The financial structure of AMS Corporation, after two years of operation, is depicted by the following accounting equation:
assets = liabilities + owner's equity.
$30,000 = $20,000 + $10,000
Originally, the owners contributed $25,000 of owner's equity through the purchase of common stock. This $25,000 is the corporation's total contributed capital, and the minimum or stated capital, as the stock is no par and no allocation was made to capital surplus.
Now the owner's equity is $10,000 because the corporation has a negative balance of -$15,000 in earned surplus or retained earnings. Contributed capital of $25,000, net of the negative balance of -$15,000 in earned surplus or retained earnings, yields the total owner's equity of $10,000.

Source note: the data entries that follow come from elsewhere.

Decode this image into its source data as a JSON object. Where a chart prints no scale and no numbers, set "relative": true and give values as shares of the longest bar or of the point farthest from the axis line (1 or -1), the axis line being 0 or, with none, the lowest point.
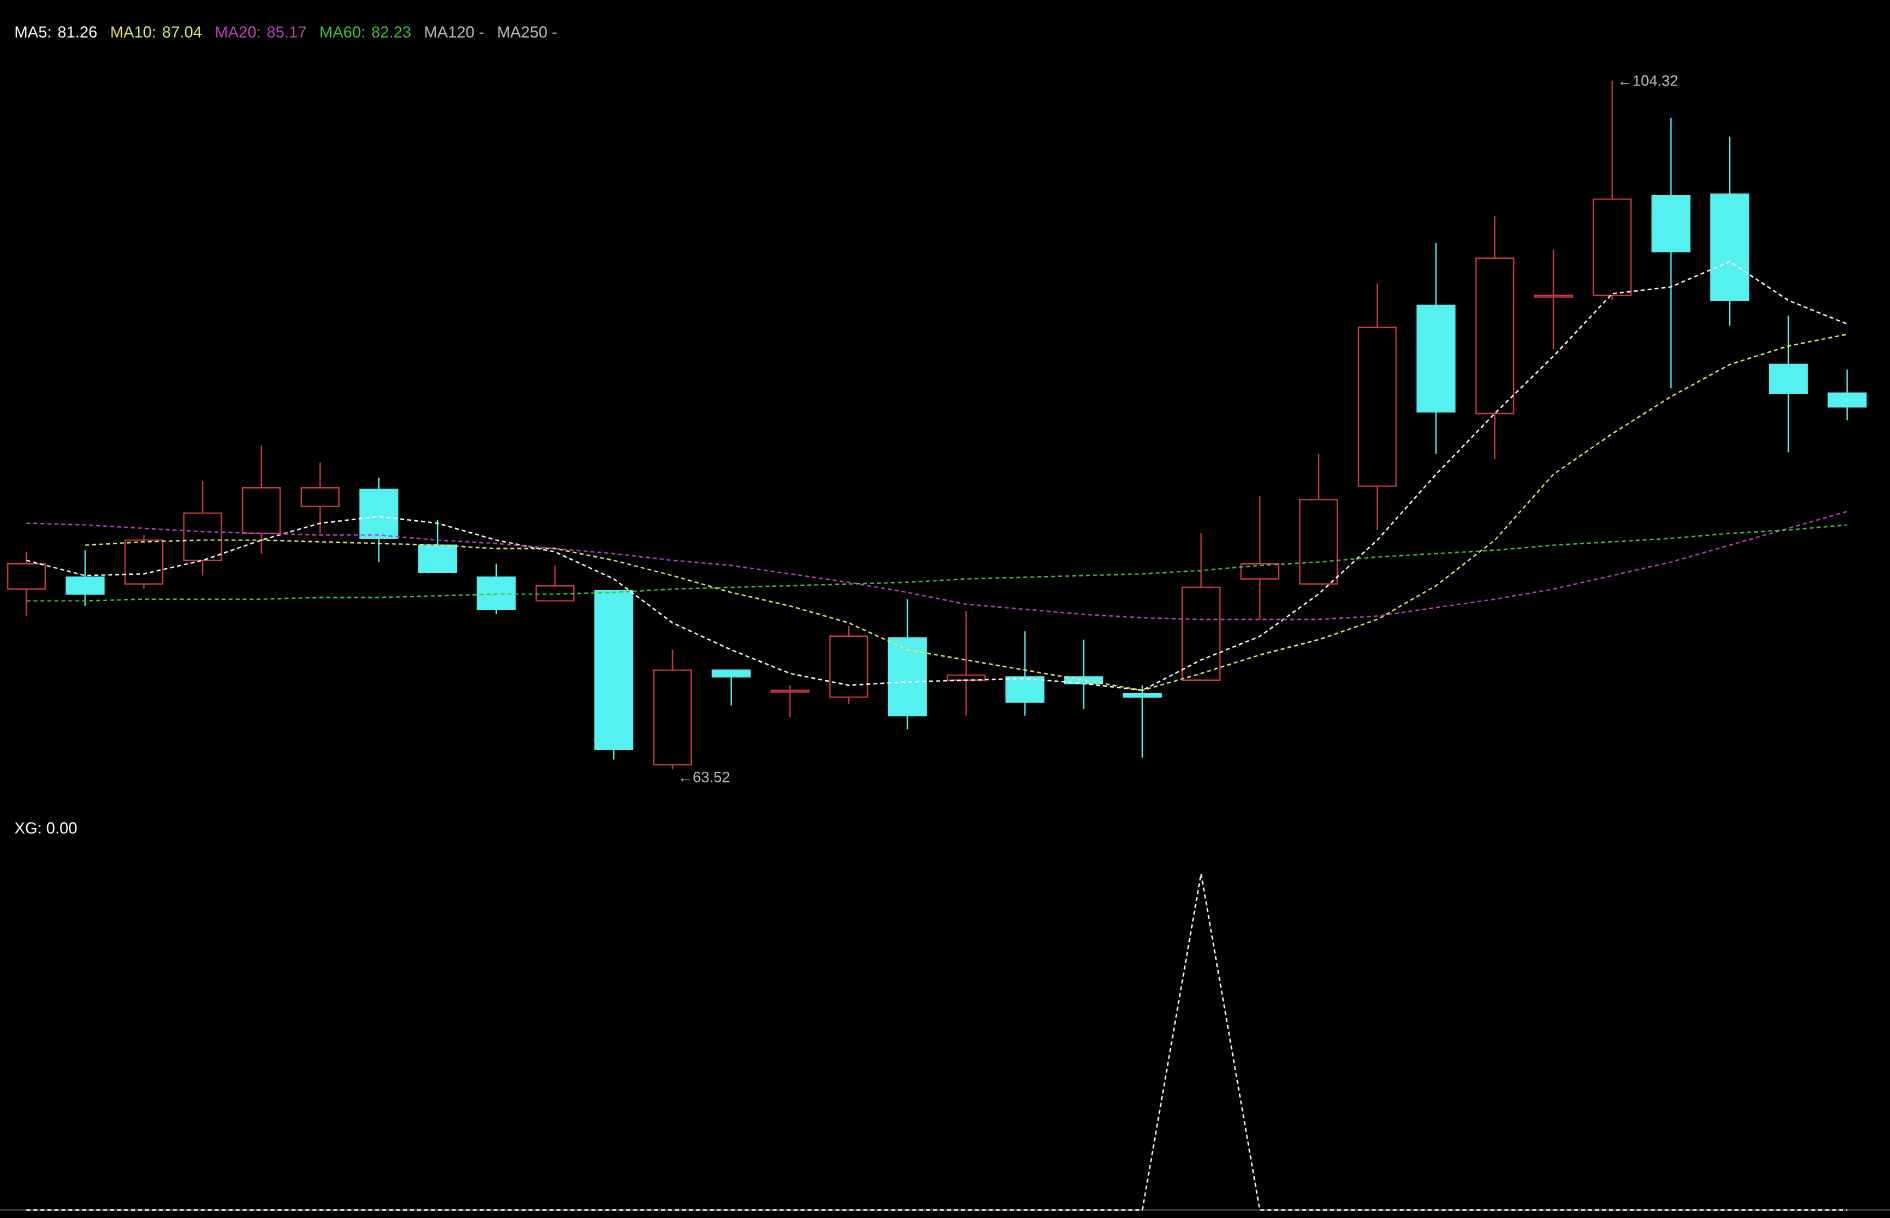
{
  "chart_data": [
    {
      "type": "candlestick",
      "legend": "top left",
      "line_style": "dashed",
      "categories": [
        null,
        null,
        null,
        null,
        null,
        null,
        null,
        null,
        null,
        null,
        null,
        null,
        null,
        null,
        null,
        null,
        null,
        null,
        null,
        null,
        null,
        null,
        null,
        null,
        null,
        null,
        null,
        null,
        null,
        null,
        null,
        null
      ],
      "ohlc": [
        [
          74.2,
          76.4,
          72.6,
          75.7
        ],
        [
          74.9,
          76.5,
          73.2,
          73.9
        ],
        [
          74.5,
          77.4,
          74.2,
          77.1
        ],
        [
          75.9,
          80.6,
          75.0,
          78.7
        ],
        [
          77.5,
          82.7,
          76.3,
          80.2
        ],
        [
          79.1,
          81.7,
          77.5,
          80.2
        ],
        [
          80.1,
          80.8,
          75.8,
          77.2
        ],
        [
          76.8,
          78.3,
          75.2,
          75.2
        ],
        [
          74.9,
          75.7,
          72.7,
          73.0
        ],
        [
          73.5,
          75.6,
          73.5,
          74.4
        ],
        [
          74.1,
          74.1,
          64.1,
          64.7
        ],
        [
          63.8,
          70.6,
          63.52,
          69.4
        ],
        [
          69.4,
          69.4,
          67.3,
          69.0
        ],
        [
          68.1,
          68.5,
          66.6,
          68.2
        ],
        [
          67.8,
          72.0,
          67.4,
          71.4
        ],
        [
          71.3,
          73.6,
          65.9,
          66.7
        ],
        [
          68.8,
          72.9,
          66.7,
          69.1
        ],
        [
          69.0,
          71.7,
          66.7,
          67.5
        ],
        [
          69.0,
          71.2,
          67.1,
          68.6
        ],
        [
          68.0,
          68.5,
          64.2,
          67.8
        ],
        [
          68.8,
          77.5,
          68.8,
          74.3
        ],
        [
          74.8,
          79.7,
          72.4,
          75.7
        ],
        [
          74.5,
          82.2,
          74.5,
          79.5
        ],
        [
          80.3,
          92.3,
          77.7,
          89.7
        ],
        [
          91.0,
          94.7,
          82.2,
          84.7
        ],
        [
          84.6,
          96.3,
          81.9,
          93.8
        ],
        [
          91.5,
          94.3,
          88.4,
          91.6
        ],
        [
          91.6,
          104.32,
          91.3,
          97.3
        ],
        [
          97.5,
          102.1,
          86.1,
          94.2
        ],
        [
          97.6,
          101.0,
          89.8,
          91.3
        ],
        [
          87.5,
          90.4,
          82.3,
          85.8
        ],
        [
          85.8,
          87.2,
          84.2,
          85.0
        ]
      ],
      "colors": [
        "#c83c3c",
        "#55f0f0",
        "#c83c3c",
        "#c83c3c",
        "#c83c3c",
        "#c83c3c",
        "#55f0f0",
        "#55f0f0",
        "#55f0f0",
        "#c83c3c",
        "#55f0f0",
        "#c83c3c",
        "#55f0f0",
        "#c83c3c",
        "#c83c3c",
        "#55f0f0",
        "#c83c3c",
        "#55f0f0",
        "#55f0f0",
        "#55f0f0",
        "#c83c3c",
        "#c83c3c",
        "#c83c3c",
        "#c83c3c",
        "#55f0f0",
        "#c83c3c",
        "#c83c3c",
        "#c83c3c",
        "#55f0f0",
        "#55f0f0",
        "#55f0f0",
        "#55f0f0"
      ],
      "series": [
        {
          "name": "MA5: 81.26",
          "type": "line",
          "color": "#ffffff",
          "values": [
            75.9,
            75.0,
            75.1,
            75.9,
            77.1,
            78.1,
            78.5,
            78.1,
            77.1,
            76.4,
            74.8,
            72.2,
            70.6,
            69.2,
            68.5,
            68.7,
            68.8,
            68.9,
            68.6,
            68.2,
            70.0,
            71.4,
            73.9,
            77.1,
            81.0,
            84.6,
            88.0,
            91.7,
            92.1,
            93.6,
            91.3,
            89.9
          ]
        },
        {
          "name": "MA10: 87.04",
          "type": "line",
          "color": "#e8e860",
          "values": [
            null,
            76.8,
            77.0,
            77.1,
            77.1,
            77.0,
            76.9,
            76.8,
            76.6,
            76.6,
            75.9,
            75.0,
            74.0,
            73.2,
            72.2,
            70.6,
            70.0,
            69.4,
            68.8,
            68.2,
            69.2,
            70.3,
            71.2,
            72.4,
            74.4,
            77.1,
            81.0,
            83.4,
            85.6,
            87.5,
            88.6,
            89.3
          ]
        },
        {
          "name": "MA20: 85.17",
          "type": "line",
          "color": "#c040c0",
          "values": [
            78.1,
            78.0,
            77.8,
            77.6,
            77.5,
            77.4,
            77.4,
            77.1,
            76.9,
            76.6,
            76.3,
            75.9,
            75.6,
            75.1,
            74.6,
            74.0,
            73.3,
            73.0,
            72.7,
            72.5,
            72.4,
            72.4,
            72.4,
            72.6,
            73.1,
            73.6,
            74.2,
            75.0,
            75.8,
            76.8,
            77.8,
            78.8
          ]
        },
        {
          "name": "MA60: 82.23",
          "type": "line",
          "color": "#40c040",
          "values": [
            73.5,
            73.5,
            73.6,
            73.6,
            73.6,
            73.7,
            73.7,
            73.8,
            73.9,
            73.9,
            74.0,
            74.2,
            74.3,
            74.4,
            74.5,
            74.6,
            74.8,
            74.9,
            75.0,
            75.1,
            75.3,
            75.6,
            75.8,
            76.1,
            76.3,
            76.5,
            76.8,
            77.0,
            77.2,
            77.5,
            77.7,
            78.0
          ]
        }
      ],
      "annotations": [
        "←104.32",
        "←63.52",
        "MA120 -",
        "MA250 -"
      ]
    },
    {
      "type": "line",
      "relative": true,
      "legend": "top left",
      "line_style": "dashed",
      "categories": [
        null,
        null,
        null,
        null,
        null,
        null,
        null,
        null,
        null,
        null,
        null,
        null,
        null,
        null,
        null,
        null,
        null,
        null,
        null,
        null,
        null,
        null,
        null,
        null,
        null,
        null,
        null,
        null,
        null,
        null,
        null,
        null
      ],
      "series": [
        {
          "name": "XG: 0.00",
          "color": "#ffffff",
          "values": [
            0,
            0,
            0,
            0,
            0,
            0,
            0,
            0,
            0,
            0,
            0,
            0,
            0,
            0,
            0,
            0,
            0,
            0,
            0,
            0,
            1,
            0,
            0,
            0,
            0,
            0,
            0,
            0,
            0,
            0,
            0,
            0
          ]
        }
      ]
    }
  ]
}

Finally, the corporation earns net income of $4,000 in year three, and another $4,000 in year four. Under the standard earned surplus test, no dividend (or stock redemption) may be paid in any of the years, because even after the net income for years three and four is added to earned surplus, the earned surplus is still -$7,000 (-$15,000 deficit after year two, offset by $8,000 of total earnings for years three and four).
However, under the more liberal test applied in Delaware, Nevada and some other states, the corporation may pay dividends (or stock redemptions) of $8,000 out of the year three and four earnings.

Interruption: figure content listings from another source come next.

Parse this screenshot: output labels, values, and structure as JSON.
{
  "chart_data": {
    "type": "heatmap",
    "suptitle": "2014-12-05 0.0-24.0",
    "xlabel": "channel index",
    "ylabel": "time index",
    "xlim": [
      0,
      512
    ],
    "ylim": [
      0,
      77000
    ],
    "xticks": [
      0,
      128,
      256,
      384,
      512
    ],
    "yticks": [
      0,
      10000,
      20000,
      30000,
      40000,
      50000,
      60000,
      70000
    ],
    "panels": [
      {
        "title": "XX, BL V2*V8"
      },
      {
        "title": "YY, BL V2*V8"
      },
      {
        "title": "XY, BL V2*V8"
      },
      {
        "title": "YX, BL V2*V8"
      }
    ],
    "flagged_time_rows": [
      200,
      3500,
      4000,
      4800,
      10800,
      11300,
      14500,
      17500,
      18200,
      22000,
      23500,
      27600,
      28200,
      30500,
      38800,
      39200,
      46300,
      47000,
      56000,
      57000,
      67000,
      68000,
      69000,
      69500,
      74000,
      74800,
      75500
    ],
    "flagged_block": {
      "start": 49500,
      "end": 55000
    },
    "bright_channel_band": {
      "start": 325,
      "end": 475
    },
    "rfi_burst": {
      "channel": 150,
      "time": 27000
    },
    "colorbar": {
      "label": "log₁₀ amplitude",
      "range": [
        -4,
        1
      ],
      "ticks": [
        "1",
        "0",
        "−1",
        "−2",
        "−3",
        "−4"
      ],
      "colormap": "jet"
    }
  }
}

The cash flow test will still apply, as a separate constructive fraud test, even in states that apply more liberal versions of the earned surplus version of the balance sheet test. Thus, in the last example, if the corporation were unable to pay its debts as they came due, the corporation would not be able to pay dividends or stock redemptions, despite the earnings in years three and four.
In addition, while the specific constructive fraud tests in state corporation statutes and limited liability company (LLC) statutes replace the Uniform Fraudulent Transfers Act's constructive fraud test, the UFTA's actual fraud provisions apply to all transfers. Thus, the UFTA's actual fraud provisions will apply as a separate limitation to distributions on account of an ownership interest (i.e., distributions of earnings and redemptions of ownership interests).
State LLC statutes usually apply the standard cash flow test and the standard balance sheet test in the same way that these two tests apply under the UFTA's constructive fraud provisions. The LLC statutes also apply only with respect to distributions to owners on account of their ownership interests.
However, in Nevada, an LLC can waive application of the balance sheet test. A waiver of the balance sheet test leaves only the cash flow test as a constructive fraud restriction, and thus allows the LLC a greater opportunity to make distribution of earnings and for ownership redemptions. This waiver, which is recommended, must be accomplished in the articles of organization for the LLC.
More liberal restrictions on distributions of earnings by corporations help explain why Delaware and Nevada are popular choices for business formation, and why small business owners should consider forming the business entity in one of these states (see our discussion of choice of state issues).